Lots of attention has been given to what food is healthy and what isn’t, but less has been given to which drinks are healthy. The list of healthy drinks is surprisingly limited.
Don’t drink calories
If you want to stay lean and healthy, a cardinal rule is don’t drink your calories.
Drinking caloric beverages with a meal, whether the beverage is milk, cola, or orange juice, leads to the consumption of more calories, but with no change in satiety. If you drink calories, it doesn’t seem to subsequently change the amount of food calories you consume.
There’s something about liquid calories that doesn’t register with the normal appetite control system, so if you drink calories, that could put you on the road to weight gain, or stall weight loss.
It’s not just calories either. Most commercial beverages are loaded with sugar. Since they don’t have any fiber, if you consume them alone, they’re going to spike your blood sugar and insulin, always a bad thing.
The rule not to drink calories (or sugar) immediately knocks most commercial drink products off the list.
Warning: this is going to be a short list.
If you’re thirsty, drink water.
Thirst is telling you that you need water, and nothing else. It’s not telling you that you need a soda or orange juice or a Starbucks coffee milkshake.
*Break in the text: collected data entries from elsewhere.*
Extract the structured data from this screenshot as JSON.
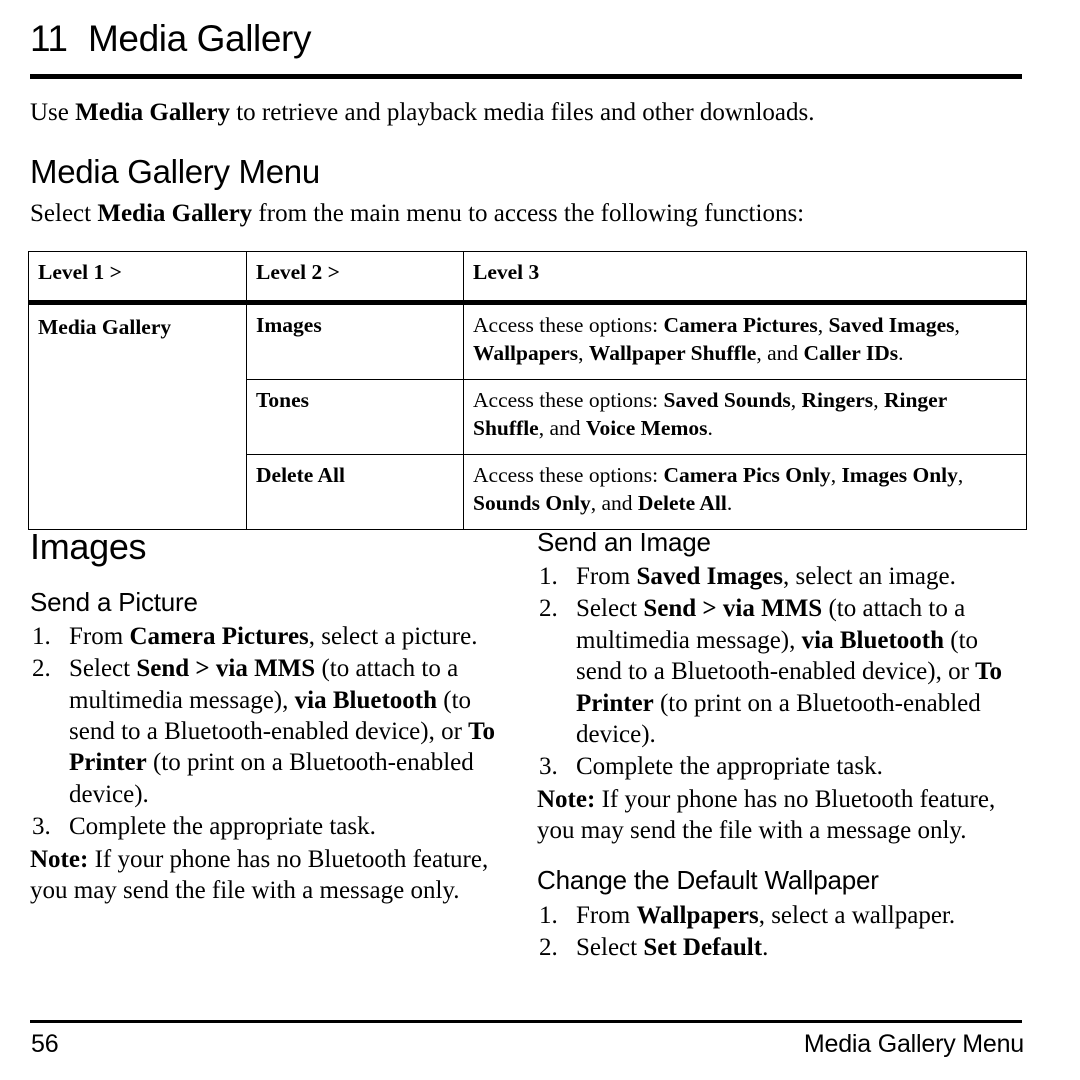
{
  "chapter": {
    "number": "11",
    "title": "Media Gallery"
  },
  "intro": {
    "before": "Use ",
    "bold": "Media Gallery",
    "after": " to retrieve and playback media files and other downloads."
  },
  "menu_section": {
    "heading": "Media Gallery Menu",
    "lead_before": "Select ",
    "lead_bold": "Media Gallery",
    "lead_after": " from the main menu to access the following functions:"
  },
  "table": {
    "headers": [
      "Level 1 >",
      "Level 2 >",
      "Level 3"
    ],
    "level1": "Media Gallery",
    "rows": [
      {
        "level2": "Images",
        "level3_prefix": "Access these options: ",
        "level3_options": [
          "Camera Pictures",
          "Saved Images",
          "Wallpapers",
          "Wallpaper Shuffle",
          "Caller IDs"
        ],
        "level3_full": "Access these options: Camera Pictures, Saved Images, Wallpapers, Wallpaper Shuffle, and Caller IDs."
      },
      {
        "level2": "Tones",
        "level3_prefix": "Access these options: ",
        "level3_options": [
          "Saved Sounds",
          "Ringers",
          "Ringer Shuffle",
          "Voice Memos"
        ],
        "level3_full": "Access these options: Saved Sounds, Ringers, Ringer Shuffle, and Voice Memos."
      },
      {
        "level2": "Delete All",
        "level3_prefix": "Access these options: ",
        "level3_options": [
          "Camera Pics Only",
          "Images Only",
          "Sounds Only",
          "Delete All"
        ],
        "level3_full": "Access these options: Camera Pics Only, Images Only, Sounds Only, and Delete All."
      }
    ]
  },
  "images_section": {
    "heading": "Images",
    "left": {
      "subheading": "Send a Picture",
      "steps": [
        {
          "parts": [
            {
              "text": "From ",
              "bold": false
            },
            {
              "text": "Camera Pictures",
              "bold": true
            },
            {
              "text": ", select a picture.",
              "bold": false
            }
          ]
        },
        {
          "parts": [
            {
              "text": "Select ",
              "bold": false
            },
            {
              "text": "Send > via MMS",
              "bold": true
            },
            {
              "text": " (to attach to a multimedia message), ",
              "bold": false
            },
            {
              "text": "via Bluetooth",
              "bold": true
            },
            {
              "text": " (to send to a Bluetooth-enabled device), or ",
              "bold": false
            },
            {
              "text": "To Printer",
              "bold": true
            },
            {
              "text": " (to print on a Bluetooth-enabled device).",
              "bold": false
            }
          ]
        },
        {
          "parts": [
            {
              "text": "Complete the appropriate task.",
              "bold": false
            }
          ]
        }
      ],
      "note_label": "Note:",
      "note_text": " If your phone has no Bluetooth feature, you may send the file with a message only."
    },
    "right": {
      "subheading_1": "Send an Image",
      "steps_1": [
        {
          "parts": [
            {
              "text": "From ",
              "bold": false
            },
            {
              "text": "Saved Images",
              "bold": true
            },
            {
              "text": ", select an image.",
              "bold": false
            }
          ]
        },
        {
          "parts": [
            {
              "text": "Select ",
              "bold": false
            },
            {
              "text": "Send > via MMS",
              "bold": true
            },
            {
              "text": " (to attach to a multimedia message), ",
              "bold": false
            },
            {
              "text": "via Bluetooth",
              "bold": true
            },
            {
              "text": " (to send to a Bluetooth-enabled device), or ",
              "bold": false
            },
            {
              "text": "To Printer",
              "bold": true
            },
            {
              "text": " (to print on a Bluetooth-enabled device).",
              "bold": false
            }
          ]
        },
        {
          "parts": [
            {
              "text": "Complete the appropriate task.",
              "bold": false
            }
          ]
        }
      ],
      "note_label": "Note:",
      "note_text": " If your phone has no Bluetooth feature, you may send the file with a message only.",
      "subheading_2": "Change the Default Wallpaper",
      "steps_2": [
        {
          "parts": [
            {
              "text": "From ",
              "bold": false
            },
            {
              "text": "Wallpapers",
              "bold": true
            },
            {
              "text": ", select a wallpaper.",
              "bold": false
            }
          ]
        },
        {
          "parts": [
            {
              "text": "Select ",
              "bold": false
            },
            {
              "text": "Set Default",
              "bold": true
            },
            {
              "text": ".",
              "bold": false
            }
          ]
        }
      ]
    }
  },
  "footer": {
    "page_number": "56",
    "running_title": "Media Gallery Menu"
  }
}
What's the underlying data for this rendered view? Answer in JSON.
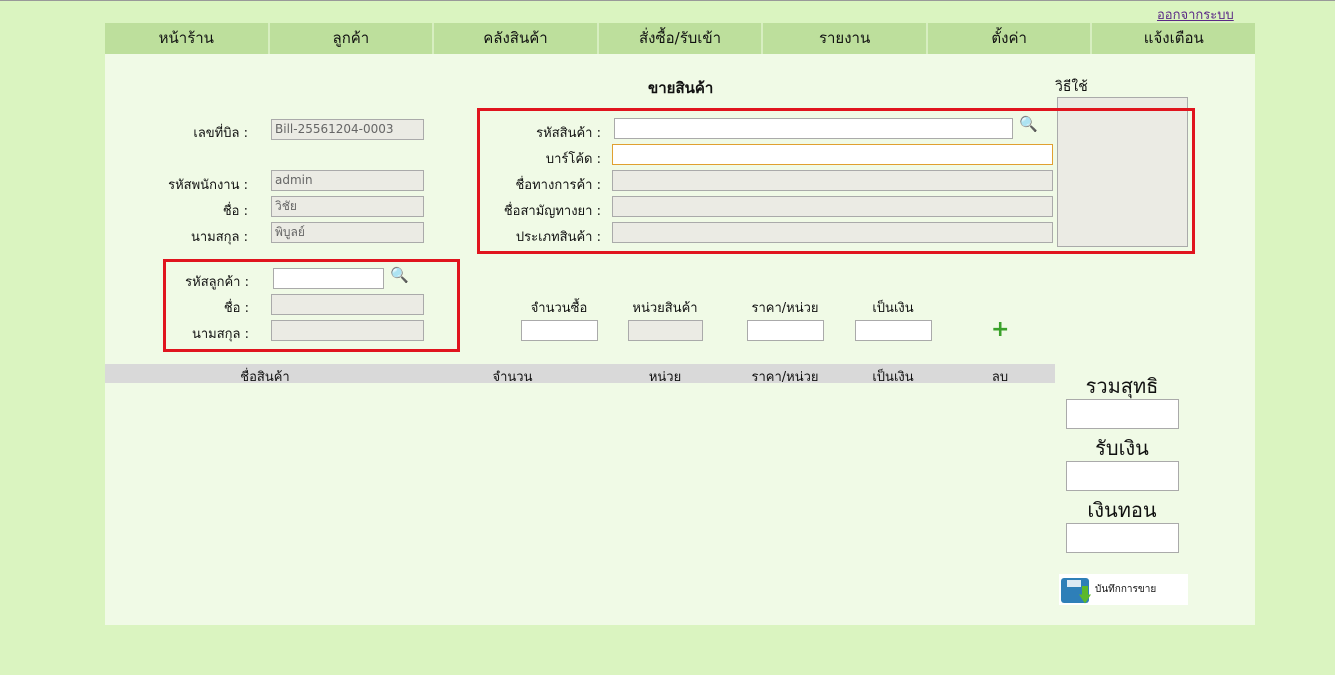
{
  "logout": "ออกจากระบบ",
  "nav": [
    "หน้าร้าน",
    "ลูกค้า",
    "คลังสินค้า",
    "สั่งซื้อ/รับเข้า",
    "รายงาน",
    "ตั้งค่า",
    "แจ้งเตือน"
  ],
  "title": "ขายสินค้า",
  "howto": "วิธีใช้",
  "bill": {
    "label": "เลขที่บิล :",
    "value": "Bill-25561204-0003"
  },
  "employee": {
    "id_label": "รหัสพนักงาน :",
    "id": "admin",
    "name_label": "ชื่อ :",
    "name": "วิชัย",
    "surname_label": "นามสกุล :",
    "surname": "พิบูลย์"
  },
  "customer": {
    "id_label": "รหัสลูกค้า :",
    "name_label": "ชื่อ :",
    "surname_label": "นามสกุล :"
  },
  "product": {
    "code": "รหัสสินค้า :",
    "barcode": "บาร์โค้ด :",
    "trade": "ชื่อทางการค้า :",
    "generic": "ชื่อสามัญทางยา :",
    "type": "ประเภทสินค้า :"
  },
  "entry": {
    "qty": "จำนวนซื้อ",
    "unit": "หน่วยสินค้า",
    "price": "ราคา/หน่วย",
    "amount": "เป็นเงิน"
  },
  "table": [
    "ชื่อสินค้า",
    "จำนวน",
    "หน่วย",
    "ราคา/หน่วย",
    "เป็นเงิน",
    "ลบ"
  ],
  "totals": {
    "net": "รวมสุทธิ",
    "received": "รับเงิน",
    "change": "เงินทอน"
  },
  "save": "บันทึกการขาย"
}
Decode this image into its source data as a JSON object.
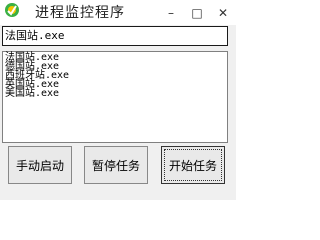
{
  "window": {
    "title": "进程监控程序",
    "minimize_glyph": "–",
    "maximize_glyph": "□",
    "close_glyph": "✕"
  },
  "process_input": {
    "value": "法国站.exe"
  },
  "process_list": {
    "items": [
      {
        "label": "法国站.exe"
      },
      {
        "label": "德国站.exe"
      },
      {
        "label": "西班牙站.exe"
      },
      {
        "label": "英国站.exe"
      },
      {
        "label": "美国站.exe"
      }
    ]
  },
  "buttons": {
    "manual_start_label": "手动启动",
    "pause_label": "暂停任务",
    "start_label": "开始任务"
  },
  "colors": {
    "icon_green": "#3cb043",
    "icon_yellow": "#f5c400"
  }
}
Water has zero calories. When drunk with a meal, it may actually improve satiety by making you feel fuller. It also seems to be the case that we can mistake thirst for hunger, thus quenching thirst may make us less hungry.
There are a number of commercial drinks now that are just sparkling water (plain) or with a bit of flavoring added. These are fine as they have no added sugar. For example, La Croix:
San Pellegrino or other sparkling waters make for a good summer or post-workout thirst quencher.
If you’re thirsty, do not drink Gatorade or similar drinks that are loaded with sugar.
Coffee and tea
If you need an energy boost, drink coffee or tea. Small amounts of cream or half-and-half added are acceptable. Sugar is not.
Coffee and tea are among the most consumed drinks in the world, which is a good thing, because they’re healthy. Consumption of coffee and tea are both associated with lower death rates. They contain phytochemicals that stimulate hormesis, much more than even most fruits and vegetables. When drunk with a meal, they also chelate iron, preventing its absorption. In fact, people in underdeveloped countries consume so much tea and have low dietary iron sources that researchers worry that tea could contribute to iron deficiency anemia. However, that’s not much of a worry for those of us in developed countries; iron overload is more of a concern.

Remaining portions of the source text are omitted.